Inquiets de cette profusion d’images, professionnels et collectionneurs d’épreuves anciennes exigent de plus en plus de garanties sur l’authenticité des épreuves qui leur sont proposées. Ils n’hésitent pas à rejeter les pièces médiocres : seuls 52% des clichés mis en vente en France ont trouvé preneur en 2002, contre 92% en 1998. Aux prétentions parfois exubérantes des vendeurs s’ajoute le tarissement du marché. Hormis la vacation consacrée à Girault de Prangey, aucun ensemble important, à l’image de la collection Jammes (voir AMI du 7 août 2002), n’a été dispersé en 2003. Difficile de dénicher un cliché de Le Gray ou Baldus de première fraîcheur. D’ailleurs plus de 50% des épreuves de Gustave Le Gray sont désormais ravalées. Comme la majorité des pièces ne sont pas à la hauteur de leurs espérances, les acheteurs ne bataillent plus dans les salles. L’absence de surenchères entraîne une baisse des prix de la photographie ancienne de 66% ! Comme cette chute fulgurante fait suite à 5 ans de hausses prodigieuses, ce segment affiche malgré tout une hausse annuelle moyenne de 9% au cours de la période 1997 – 2003. Les clichés anciens restent très rentables à moyen terme.

La photographie contemporaine subit le même sort. En hausse de 70% entre 1997 et 2000, les prix ne cessent de diminuer depuis. Ils s’effondrent en 2003 : -30%. Trop souvent remises en vente, les images des plus grands noms sont boudées par les acheteurs (voir AMI du 4 août 2003). Seules les œuvres majeures d’Andreas Gursky, Thomas Struth, Thomas Ruff (voir AMI du 7 mai 2002) ou Cindy Sherman sont recherchées. Mais les ventes records ne sauvent pas ces artistes, d’autant que seul 1,6% des clichés contemporains sont vendus plus de 100 000 euros. Les cotes des ténors du marché sont presque toutes en baisse. Le marché de Thomas Struth est représentatif : en 2003, même si le photographe allemand a battu son record grâce à Pantheon, Rome (220 000 livres sterling, le 21 octobre 2003, chez Sotheby’s Londres), on ne compte plus les clichés vendus bien moins cher qu’il y a un ou deux ans. A titre d’exemple, une épreuve de Boats at Wushan, Yangtse River Wushan a trouvé preneur pour environ 30 000 euros en février 2003, alors qu’elle s’échangeait plus de 57 000 euros en mai 2002. Zhejiang zhoug for Shangai a été adjugée 3 290 euros et 3 700 euros en 2003, soit deux fois moins qu’en 2000. Conséquence : sa cote a diminué de près de 20% en 2003.

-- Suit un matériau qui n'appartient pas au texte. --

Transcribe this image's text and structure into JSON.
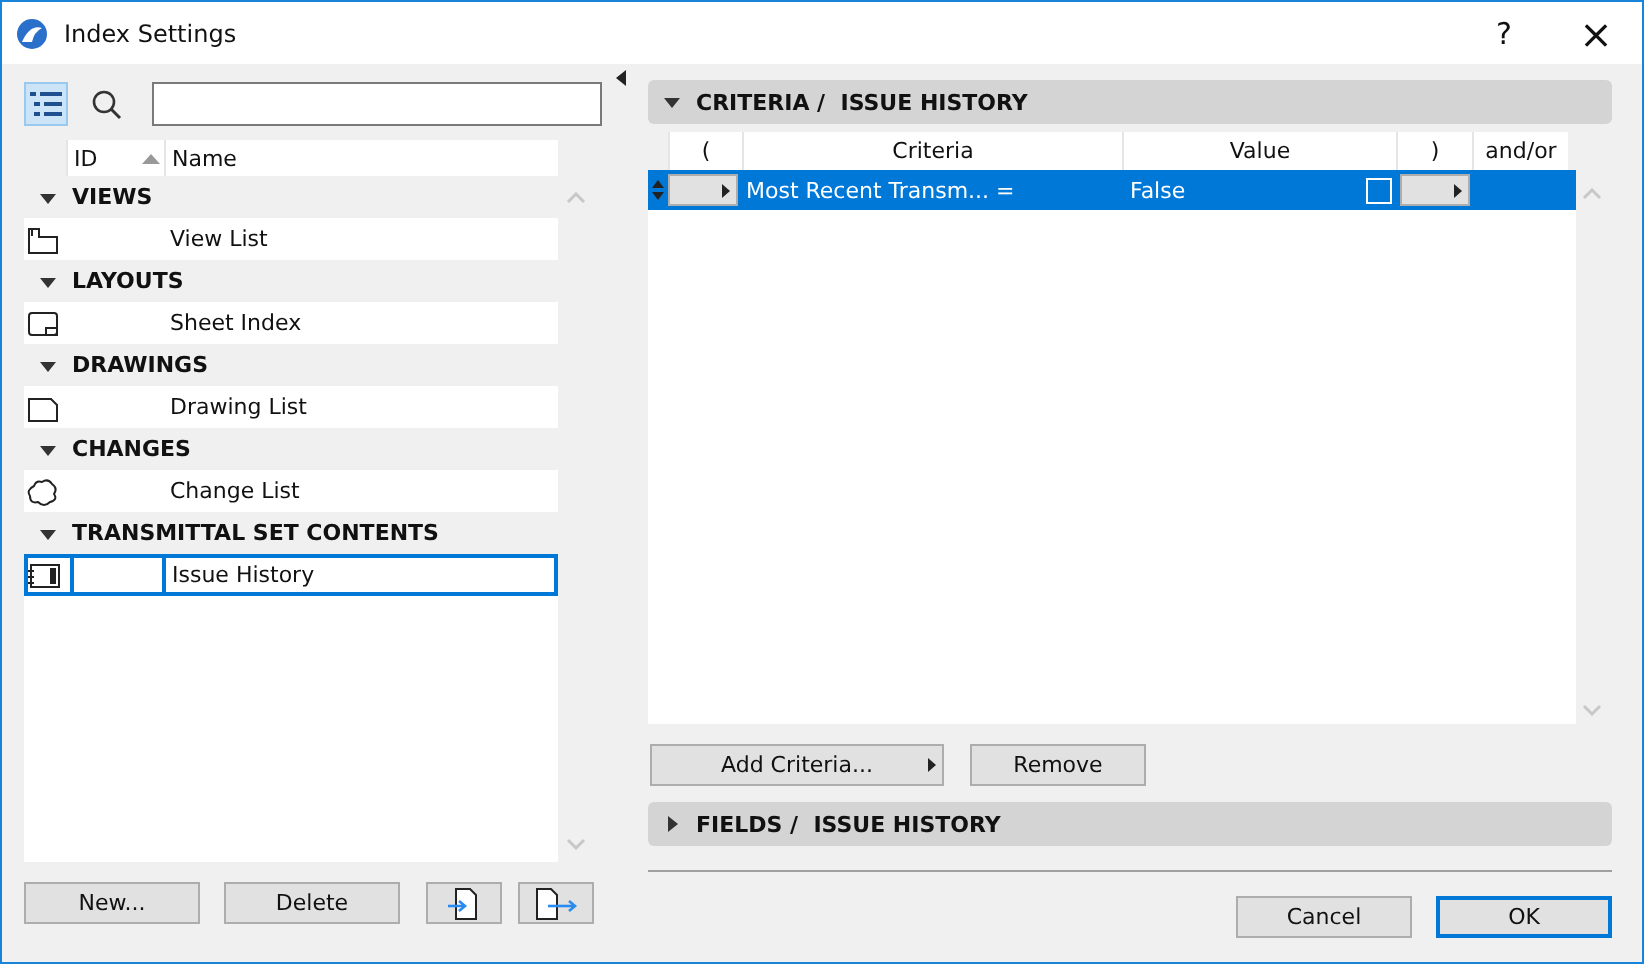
{
  "window": {
    "title": "Index Settings",
    "help": "?",
    "close": "×"
  },
  "left_toolbar": {
    "tree_view_selected": true
  },
  "index_list": {
    "columns": [
      {
        "label": "ID",
        "sorted": true
      },
      {
        "label": "Name",
        "sorted": false
      }
    ],
    "groups": [
      {
        "label": "VIEWS",
        "expanded": true,
        "items": [
          {
            "kind": "view",
            "name": "View List",
            "selected": false
          }
        ]
      },
      {
        "label": "LAYOUTS",
        "expanded": true,
        "items": [
          {
            "kind": "sheet",
            "name": "Sheet Index",
            "selected": false
          }
        ]
      },
      {
        "label": "DRAWINGS",
        "expanded": true,
        "items": [
          {
            "kind": "drawing",
            "name": "Drawing List",
            "selected": false
          }
        ]
      },
      {
        "label": "CHANGES",
        "expanded": true,
        "items": [
          {
            "kind": "change",
            "name": "Change List",
            "selected": false
          }
        ]
      },
      {
        "label": "TRANSMITTAL SET CONTENTS",
        "expanded": true,
        "items": [
          {
            "kind": "transmittal",
            "name": "Issue History",
            "selected": true
          }
        ]
      }
    ]
  },
  "left_buttons": [
    "New...",
    "Delete"
  ],
  "criteria": {
    "title": "CRITERIA /  ISSUE HISTORY",
    "expanded": true,
    "columns": [
      "(",
      "Criteria",
      "Value",
      ")",
      "and/or"
    ],
    "rows": [
      {
        "criteria": "Most Recent Transm... =",
        "value": "False",
        "checked": false,
        "selected": true
      }
    ],
    "buttons": [
      "Add Criteria...",
      "Remove"
    ]
  },
  "fields": {
    "title": "FIELDS /  ISSUE HISTORY",
    "expanded": false
  },
  "dialog_buttons": [
    {
      "label": "Cancel",
      "default": false
    },
    {
      "label": "OK",
      "default": true
    }
  ]
}
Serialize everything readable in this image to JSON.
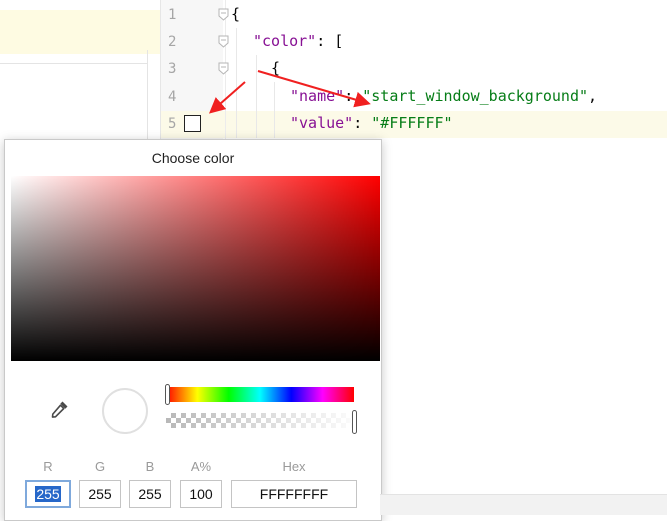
{
  "editor": {
    "line_numbers": [
      "1",
      "2",
      "3",
      "4",
      "5"
    ],
    "lines": [
      {
        "parts": [
          {
            "t": "{",
            "c": "punc"
          }
        ]
      },
      {
        "parts": [
          {
            "t": "\"color\"",
            "c": "key"
          },
          {
            "t": ": [",
            "c": "punc"
          }
        ]
      },
      {
        "parts": [
          {
            "t": "{",
            "c": "punc"
          }
        ]
      },
      {
        "parts": [
          {
            "t": "\"name\"",
            "c": "key"
          },
          {
            "t": ": ",
            "c": "punc"
          },
          {
            "t": "\"start_window_background\"",
            "c": "str"
          },
          {
            "t": ",",
            "c": "punc"
          }
        ]
      },
      {
        "parts": [
          {
            "t": "\"value\"",
            "c": "key"
          },
          {
            "t": ": ",
            "c": "punc"
          },
          {
            "t": "\"#FFFFFF\"",
            "c": "str"
          }
        ]
      }
    ],
    "swatch_color": "#FFFFFF"
  },
  "color_picker": {
    "title": "Choose color",
    "labels": {
      "r": "R",
      "g": "G",
      "b": "B",
      "a": "A%",
      "hex": "Hex"
    },
    "values": {
      "r": "255",
      "g": "255",
      "b": "255",
      "a": "100",
      "hex": "FFFFFFFF"
    },
    "hue_position": 0,
    "alpha_position": 1.0
  },
  "annotations": {
    "arrow_color": "#f02020"
  },
  "icons": [
    "eyedropper-icon",
    "fold-icon"
  ]
}
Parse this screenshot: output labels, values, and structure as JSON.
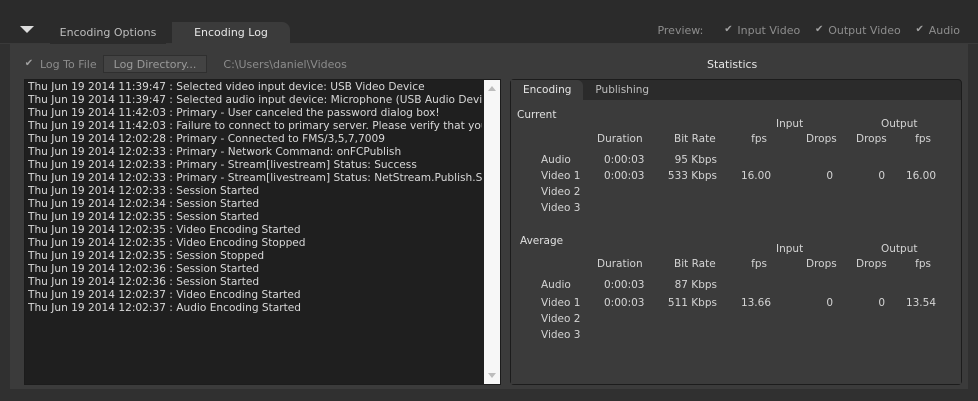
{
  "tabs": {
    "encoding_options": "Encoding Options",
    "encoding_log": "Encoding Log"
  },
  "preview": {
    "label": "Preview:",
    "input_video": "Input Video",
    "output_video": "Output Video",
    "audio": "Audio"
  },
  "logbar": {
    "log_to_file": "Log To File",
    "log_directory": "Log Directory...",
    "path": "C:\\Users\\daniel\\Videos"
  },
  "log_lines": [
    "Thu Jun 19 2014 11:39:47 : Selected video input device: USB Video Device",
    "Thu Jun 19 2014 11:39:47 : Selected audio input device: Microphone (USB Audio Device)",
    "Thu Jun 19 2014 11:42:03 : Primary - User canceled the password dialog box!",
    "Thu Jun 19 2014 11:42:03 : Failure to connect to primary server. Please verify that your Serve",
    "Thu Jun 19 2014 12:02:28 : Primary - Connected to FMS/3,5,7,7009",
    "Thu Jun 19 2014 12:02:33 : Primary - Network Command: onFCPublish",
    "Thu Jun 19 2014 12:02:33 : Primary - Stream[livestream] Status: Success",
    "Thu Jun 19 2014 12:02:33 : Primary - Stream[livestream] Status: NetStream.Publish.Start",
    "Thu Jun 19 2014 12:02:33 : Session Started",
    "Thu Jun 19 2014 12:02:34 : Session Started",
    "Thu Jun 19 2014 12:02:35 : Session Started",
    "Thu Jun 19 2014 12:02:35 : Video Encoding Started",
    "Thu Jun 19 2014 12:02:35 : Video Encoding Stopped",
    "Thu Jun 19 2014 12:02:35 : Session Stopped",
    "Thu Jun 19 2014 12:02:36 : Session Started",
    "Thu Jun 19 2014 12:02:36 : Session Started",
    "Thu Jun 19 2014 12:02:37 : Video Encoding Started",
    "Thu Jun 19 2014 12:02:37 : Audio Encoding Started"
  ],
  "statistics": {
    "title": "Statistics",
    "tabs": {
      "encoding": "Encoding",
      "publishing": "Publishing"
    },
    "headers": {
      "input": "Input",
      "output": "Output",
      "duration": "Duration",
      "bit_rate": "Bit Rate",
      "fps": "fps",
      "drops": "Drops"
    },
    "current": {
      "label": "Current",
      "audio": {
        "name": "Audio",
        "duration": "0:00:03",
        "bit_rate": "95 Kbps"
      },
      "video1": {
        "name": "Video 1",
        "duration": "0:00:03",
        "bit_rate": "533 Kbps",
        "in_fps": "16.00",
        "in_drops": "0",
        "out_drops": "0",
        "out_fps": "16.00"
      },
      "video2": {
        "name": "Video 2"
      },
      "video3": {
        "name": "Video 3"
      }
    },
    "average": {
      "label": "Average",
      "audio": {
        "name": "Audio",
        "duration": "0:00:03",
        "bit_rate": "87 Kbps"
      },
      "video1": {
        "name": "Video 1",
        "duration": "0:00:03",
        "bit_rate": "511 Kbps",
        "in_fps": "13.66",
        "in_drops": "0",
        "out_drops": "0",
        "out_fps": "13.54"
      },
      "video2": {
        "name": "Video 2"
      },
      "video3": {
        "name": "Video 3"
      }
    }
  }
}
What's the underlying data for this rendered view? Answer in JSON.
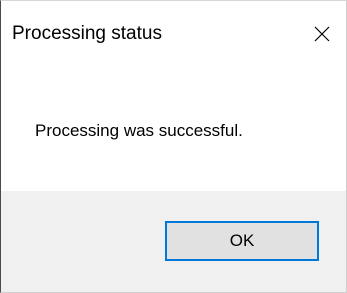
{
  "dialog": {
    "title": "Processing status",
    "close_icon": "close-icon",
    "message": "Processing was successful.",
    "ok_label": "OK"
  },
  "colors": {
    "button_border_focus": "#0078d7",
    "button_face": "#e1e1e1",
    "footer_background": "#f0f0f0",
    "content_background": "#ffffff"
  }
}
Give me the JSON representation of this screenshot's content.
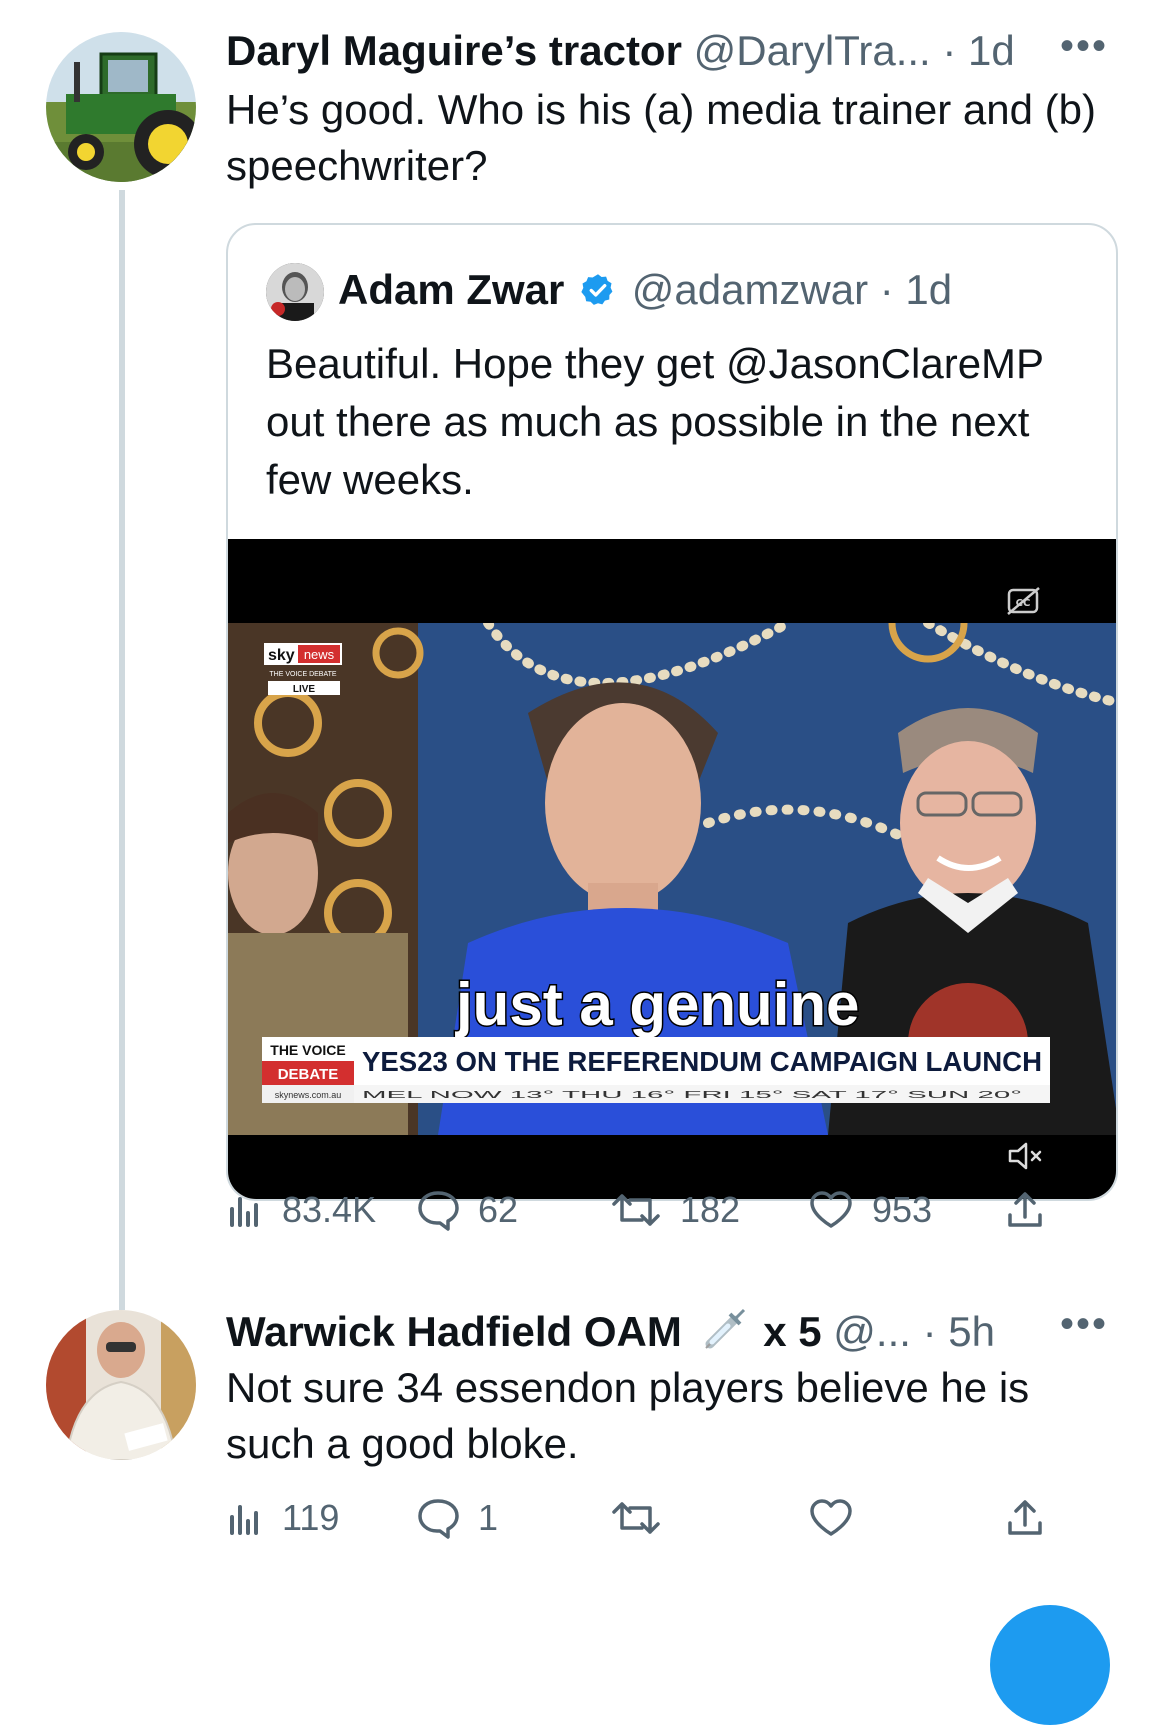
{
  "tweet1": {
    "name": "Daryl Maguire’s tractor",
    "handle": "@DarylTra...",
    "time": "· 1d",
    "text": "He’s good. Who is his (a) media trainer and (b) speechwriter?",
    "quote": {
      "name": "Adam Zwar",
      "handle": "@adamzwar",
      "time": "· 1d",
      "text": "Beautiful. Hope they get @JasonClareMP out there as much as possible in the next few weeks.",
      "video": {
        "caption": "just a genuine",
        "ticker_brand_top": "THE VOICE",
        "ticker_brand_bottom": "DEBATE",
        "ticker_headline": "YES23 ON THE REFERENDUM CAMPAIGN LAUNCH",
        "ticker_site": "skynews.com.au",
        "weather": "MEL NOW 13°  THU  16°  FRI  15°  SAT  17°  SUN  20°",
        "logo_sky": "sky",
        "logo_news": "news",
        "logo_sub": "THE VOICE DEBATE",
        "logo_live": "LIVE",
        "cc_label": "CC"
      }
    },
    "stats": {
      "views": "83.4K",
      "replies": "62",
      "retweets": "182",
      "likes": "953"
    }
  },
  "tweet2": {
    "name": "Warwick Hadfield OAM",
    "name_suffix": "x 5",
    "handle": "@...",
    "time": "· 5h",
    "text": "Not sure 34 essendon players believe he is such a good bloke.",
    "stats": {
      "views": "119",
      "replies": "1",
      "retweets": "",
      "likes": ""
    }
  },
  "icons": {
    "more": "more-horizontal-icon",
    "verified": "verified-badge-icon",
    "views": "bar-chart-icon",
    "reply": "speech-bubble-icon",
    "retweet": "retweet-icon",
    "like": "heart-icon",
    "share": "share-upload-icon",
    "mute": "speaker-muted-icon",
    "captions": "closed-captions-off-icon",
    "syringe": "syringe-emoji-icon"
  },
  "colors": {
    "accent": "#1d9bf0",
    "muted": "#536471",
    "border": "#cfd9de"
  }
}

En comparaison, les clichés modernes restent des valeurs sûres. Ce marché peu fluctuant n’a pas connu d’inflation spéculative, mais évite aussi la crise de 2003. D’ailleurs, le chiffre d’affaires généré sur ce segment a même progressé de 5% par rapport à 2002 et 2001. A l’origine de cette hausse : quelques belles ventes de photographies historiques et vintages, comme celles de la collection Breton ou James J. Rochlis, et des records comme ceux de William Eggleston (180 000 dollars pour Memphis (c.1970)), de Walker Evans (170 000 dollars pour Penny Picture Display, «Savannah» (1936)) et d’Hans Bellmer (130 000 euros, pour La poupée (1936-1938)). Parmi les plus belles progressions, notons celles d’Edward Weston : sa cote a plus que doublé en 12 mois et il établit en octobre 2003 un nouveau record avec Two Shells (1927), adjugé 410 000 dollars (voir AMI du 7 novembre 2003). En fin de saison, les quelques médiatiques résultats décrochés à New-York sont ternis par des enchères plus raisonnées en Allemagne et en France. Or ces deux pays réalisent près de 50% des transactions de photographies modernes.